Reporting from New York — Saturday morning, hyperbolic weather reporters here barked out warnings of heavy wind and drenching rain all day. A shower or two did dampen Manhattan streets, but the real New York weather over the weekend was elsewhere.

Friday night at the Chelsea Art Museum, John Cage's “Lecture on the Weather,” commissioned by the Canadian Broadcasting Corp. in 1975 to celebrate the U.S. bicentennial, had its belated New York City premiere. Meanwhile, the Metropolitan Opera was in the midst of presenting the New York premiere of John Adams' recent “Doctor Atomic,” which I saw Saturday night. These are strikingly timely works in which past American thought provides acute insight into our country's present situation. In both, weather is the central dramatic device.

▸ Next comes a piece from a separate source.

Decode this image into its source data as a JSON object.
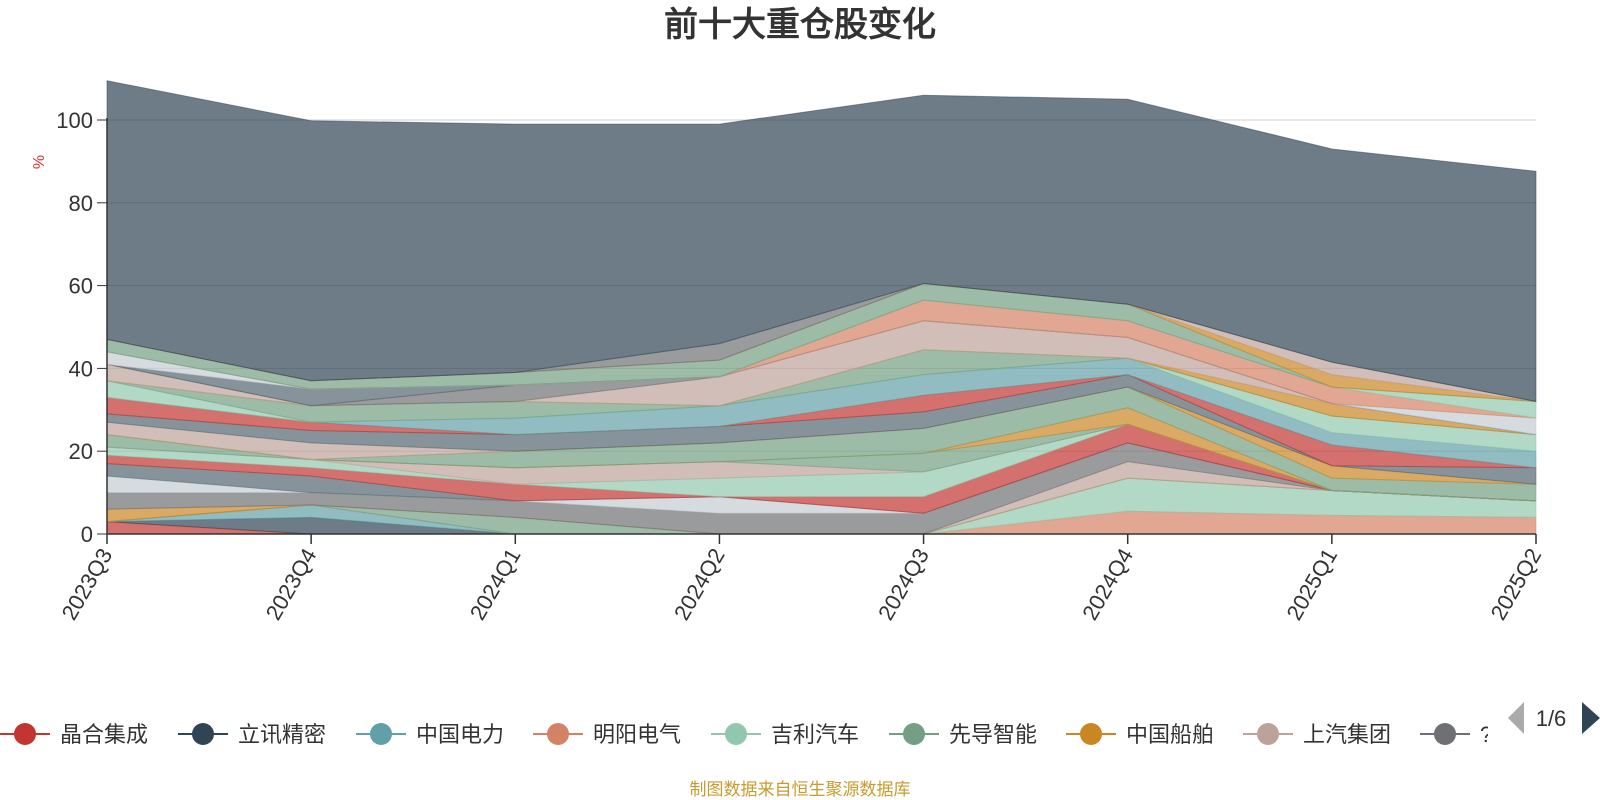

Cage's piece calls for a dozen speakers, who recite bits of text taken from Henry David Thoreau, accompanied by the recorded sounds of thunder and downpour, as projections of Thoreau drawings printed in negative are flashed on a screen like lightning.

FOR THE RECORD

'Doctor Atomic': An article in Tuesday's Calendar section about the Metropolitan Opera production of John Adams' "Doctor Atomic" said that it would be broadcast in movie theaters Nov. 22. The broadcast will be Nov. 8.


"Doctor Atomic" follows the last 24 hours in the creation of the atomic bomb in New Mexico at the end of World War II. Hitler's Germany has fallen, but war continues in the Pacific. Nuclear might is America's ticket to becoming the world's first superpower. Truman is about to meet with Stalin and Churchill, and he demands the bomb. The first test must progress in the desert on schedule, despite forecasts of rain that could create a radioactive catastrophe.

Like Cage's "Lecture," Adams' opera uses a constructed text. Peter Sellars arranged documentary materials from recently declassified papers, allowing the scientists in question to speak their own words. He also put poetry into the mouths of the morally conflicted leader of the top-secret Manhattan Project hidden away in the Southwestern desert, J. Robert Oppenheimer, and his wife, Kitty.

Through the lyrics of John Donne and lines from the Hindu spiritual work the Bhagavad-Gita, Oppenheimer confronts the world-changing meaning of the moment. The New York poet Muriel Rukeyser is Kitty's voice.